During my first Volunteer Training program, everyone in the room was asked to tell why he/she chose hospice as the place to volunteer. I can't remember anyone deviating too far from the response, "I want to give back" or "I want to help others." Me, too. However, over the years, I've thought about that question a lot. I've come to realize that it's a rare case indeed when the giver continues to give without getting something in return. The question for me then became, "What am I taking away from this experience that keeps me coming back?" I mean, why not Goodwill or the Salvation Army, or working with children or animals? Why the dying?
I decided that in addition to all the surface reasons - hoping to relieve suffering, lessen anxiety -for me, the underlying reason I was drawn to hospice was to make sense of the dying process, to come to terms with it before I was forced to come to terms with it. I don't want to be afraid to die and I would probably never have realized this had I not gone through my mother's death about 8 or 9 years into my volunteer experience.
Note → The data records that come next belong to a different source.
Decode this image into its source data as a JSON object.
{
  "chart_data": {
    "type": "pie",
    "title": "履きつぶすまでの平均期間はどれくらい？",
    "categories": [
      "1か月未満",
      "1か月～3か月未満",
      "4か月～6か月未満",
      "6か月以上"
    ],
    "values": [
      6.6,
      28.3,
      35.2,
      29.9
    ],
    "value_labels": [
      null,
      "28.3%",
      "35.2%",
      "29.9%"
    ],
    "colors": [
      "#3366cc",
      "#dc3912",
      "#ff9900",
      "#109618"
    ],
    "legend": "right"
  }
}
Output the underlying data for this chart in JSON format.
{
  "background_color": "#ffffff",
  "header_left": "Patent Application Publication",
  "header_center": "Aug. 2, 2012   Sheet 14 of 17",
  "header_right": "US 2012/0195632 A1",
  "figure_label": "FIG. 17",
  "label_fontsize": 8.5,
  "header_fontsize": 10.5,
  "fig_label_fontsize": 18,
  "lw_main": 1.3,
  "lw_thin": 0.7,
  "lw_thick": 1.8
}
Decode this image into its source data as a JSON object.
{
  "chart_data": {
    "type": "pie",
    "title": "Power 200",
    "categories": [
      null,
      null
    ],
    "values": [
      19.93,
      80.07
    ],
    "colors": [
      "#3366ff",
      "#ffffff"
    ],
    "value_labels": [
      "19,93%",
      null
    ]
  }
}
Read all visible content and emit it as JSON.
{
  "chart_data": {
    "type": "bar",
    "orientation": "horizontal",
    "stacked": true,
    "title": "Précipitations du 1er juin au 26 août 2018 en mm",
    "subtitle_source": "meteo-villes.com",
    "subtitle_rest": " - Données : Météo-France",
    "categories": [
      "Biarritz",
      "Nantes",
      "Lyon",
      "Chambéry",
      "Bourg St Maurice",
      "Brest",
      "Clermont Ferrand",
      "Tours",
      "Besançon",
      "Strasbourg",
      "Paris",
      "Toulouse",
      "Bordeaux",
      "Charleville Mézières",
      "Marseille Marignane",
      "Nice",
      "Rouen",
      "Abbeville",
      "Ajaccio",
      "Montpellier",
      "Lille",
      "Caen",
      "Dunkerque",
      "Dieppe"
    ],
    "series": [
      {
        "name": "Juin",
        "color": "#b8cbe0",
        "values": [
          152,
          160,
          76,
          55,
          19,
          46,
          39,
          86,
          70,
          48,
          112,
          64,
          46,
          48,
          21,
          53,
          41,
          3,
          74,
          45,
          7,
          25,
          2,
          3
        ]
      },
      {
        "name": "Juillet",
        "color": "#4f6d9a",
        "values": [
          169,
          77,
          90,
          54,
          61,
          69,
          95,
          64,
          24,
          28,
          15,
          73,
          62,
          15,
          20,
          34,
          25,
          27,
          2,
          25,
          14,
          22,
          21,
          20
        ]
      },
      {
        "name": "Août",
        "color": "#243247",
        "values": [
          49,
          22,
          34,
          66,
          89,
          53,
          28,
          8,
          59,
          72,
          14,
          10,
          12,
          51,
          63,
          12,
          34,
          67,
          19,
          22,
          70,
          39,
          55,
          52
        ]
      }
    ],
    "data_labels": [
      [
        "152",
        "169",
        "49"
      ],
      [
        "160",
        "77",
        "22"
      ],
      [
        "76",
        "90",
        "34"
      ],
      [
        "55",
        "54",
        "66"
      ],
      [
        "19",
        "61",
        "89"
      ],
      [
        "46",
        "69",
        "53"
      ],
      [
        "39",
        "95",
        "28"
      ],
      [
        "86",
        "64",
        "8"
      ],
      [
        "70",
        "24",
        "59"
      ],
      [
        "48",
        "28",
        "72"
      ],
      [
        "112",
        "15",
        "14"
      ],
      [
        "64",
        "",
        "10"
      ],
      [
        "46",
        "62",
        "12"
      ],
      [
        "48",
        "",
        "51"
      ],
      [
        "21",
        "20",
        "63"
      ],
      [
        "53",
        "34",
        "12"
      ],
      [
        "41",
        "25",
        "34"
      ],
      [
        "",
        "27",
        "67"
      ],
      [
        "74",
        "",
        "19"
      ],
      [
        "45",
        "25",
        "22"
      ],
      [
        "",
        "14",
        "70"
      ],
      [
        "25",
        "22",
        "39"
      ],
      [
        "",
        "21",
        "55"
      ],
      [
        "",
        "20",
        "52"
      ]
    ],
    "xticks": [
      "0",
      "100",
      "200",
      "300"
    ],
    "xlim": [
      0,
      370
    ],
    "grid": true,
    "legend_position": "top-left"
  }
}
It was revelatory to discover that, despite her strong religious beliefs, it turned out she was scared. Death isn't necessarily just an avoidance of physical pain and it doesn't just affect the person who's dying. Subjectively, I knew this, but it's a whole new ballgame when it's one of your own.
So who knows? My perspective may change again before I'm done but delving a little deeper has made my experiences a little richer.